Changes in Reimbursement for 340B Acquired Drugs
Medicare will now reimburse 340B hospitals for Part B drugs and biologics at the average sales price (ASP) plus an additional 6%, reverting to the previous policy of ASP minus 22.5%. This change will result in an approximate 30% increase in reimbursements for Part B medications. However, the increase will be offset by a CMS budget adjustment of 3.09% in the Outpatient Prospective Payment System (OPPS) rate for FY 2023, resulting in a mere 0.9% actual increase in the OPPS payment rate. Some hospitals have expressed concerns regarding the effectiveness of this CMS change in alleviating their escalating cost-of-care burden.
Noteworthy Potential Regulatory Changes
The CMS Equity Framework
CMS is set to release the 2024 inpatient rules based on the CMS Framework for Health Equity, which aims to reduce health inequities within hospitals. These rules are expected to incorporate objective and quantitative metrics compared to previous CMS metrics. The CMS has outlined 5 major priorities in the coming plan:
- Expand the collection, reporting, and analysis of standardized data.
- Assess causes of disparities within CMS programs, and address inequities in policies and operations to close gaps.

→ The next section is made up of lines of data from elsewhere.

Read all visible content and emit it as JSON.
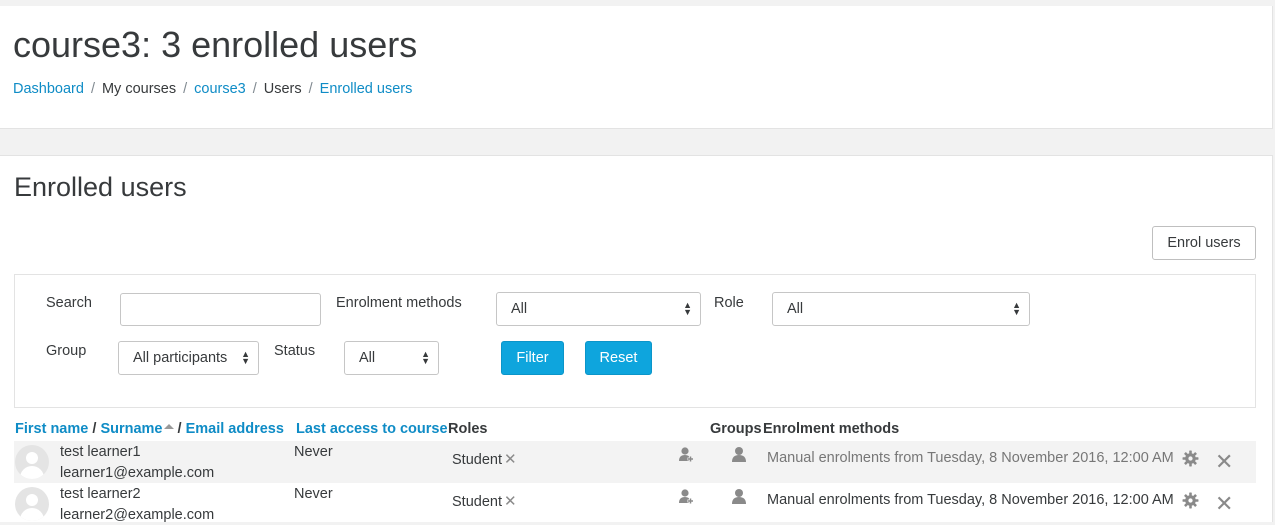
{
  "page": {
    "title": "course3: 3 enrolled users",
    "breadcrumb": [
      "Dashboard",
      "My courses",
      "course3",
      "Users",
      "Enrolled users"
    ]
  },
  "section": {
    "title": "Enrolled users",
    "enrol_button": "Enrol users"
  },
  "filters": {
    "search_label": "Search",
    "search_value": "",
    "enrolment_methods_label": "Enrolment methods",
    "enrolment_methods_value": "All",
    "role_label": "Role",
    "role_value": "All",
    "group_label": "Group",
    "group_value": "All participants",
    "status_label": "Status",
    "status_value": "All",
    "filter_button": "Filter",
    "reset_button": "Reset"
  },
  "table": {
    "headers": {
      "first_name": "First name",
      "sep1": " / ",
      "surname": "Surname",
      "sep2": " / ",
      "email": "Email address",
      "last_access": "Last access to course",
      "roles": "Roles",
      "groups": "Groups",
      "enrolment_methods": "Enrolment methods"
    },
    "rows": [
      {
        "name": "test learner1",
        "email": "learner1@example.com",
        "last_access": "Never",
        "role": "Student",
        "enrolment": "Manual enrolments from Tuesday, 8 November 2016, 12:00 AM",
        "enrolment_muted": true
      },
      {
        "name": "test learner2",
        "email": "learner2@example.com",
        "last_access": "Never",
        "role": "Student",
        "enrolment": "Manual enrolments from Tuesday, 8 November 2016, 12:00 AM",
        "enrolment_muted": false
      }
    ]
  },
  "colors": {
    "link": "#0f8cc6",
    "primary_button": "#0ea5dd",
    "text": "#373a3c",
    "muted_icon": "#8a8a8a"
  },
  "icons": [
    "sort-asc-icon",
    "remove-role-icon",
    "assign-role-icon",
    "groups-icon",
    "settings-gear-icon",
    "unenrol-icon",
    "user-avatar-icon",
    "select-caret-icon"
  ]
}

- Build the capacity of healthcare organizations and the workforce to reduce health and healthcare disparities.
- Advance language access, health literacy, and the provision of culturally tailored services.
- Increase all forms of accessibility to healthcare services and coverage.
OIG Medicare Bad Debts Report
Following an audit by the HHS Office of Inspector General (OIG), there is a possibility of stricter reporting requirements for Medicare bad debts. The audit revealed instances of incorrect reimbursements due to Medicare administrative contractors (MACs) neglecting to review bad debts during cost report audits. Additional reporting requirements could help curb improper Medicare reimbursements. Hospitals currently reimbursed for 65% of bad debts may face reduced payments and increased compliance requirements.
Healthcare providers and payers are going to face regulatory shifts as the Federal Public Health Emergency (PHE) for the COVID-19 pandemic comes to an end. This, coupled with forthcoming changes to Medicare and Medicaid, will increase compliance burdens and financial strain. Liability protections and expanded Medicaid coverage will also expire. Compliance experts/partners can play a vital role in helping providers and payers navigate these regulatory changes through assessments, updates, training, risk mitigation, program implementation, auditing, and collaboration with regulatory bodies.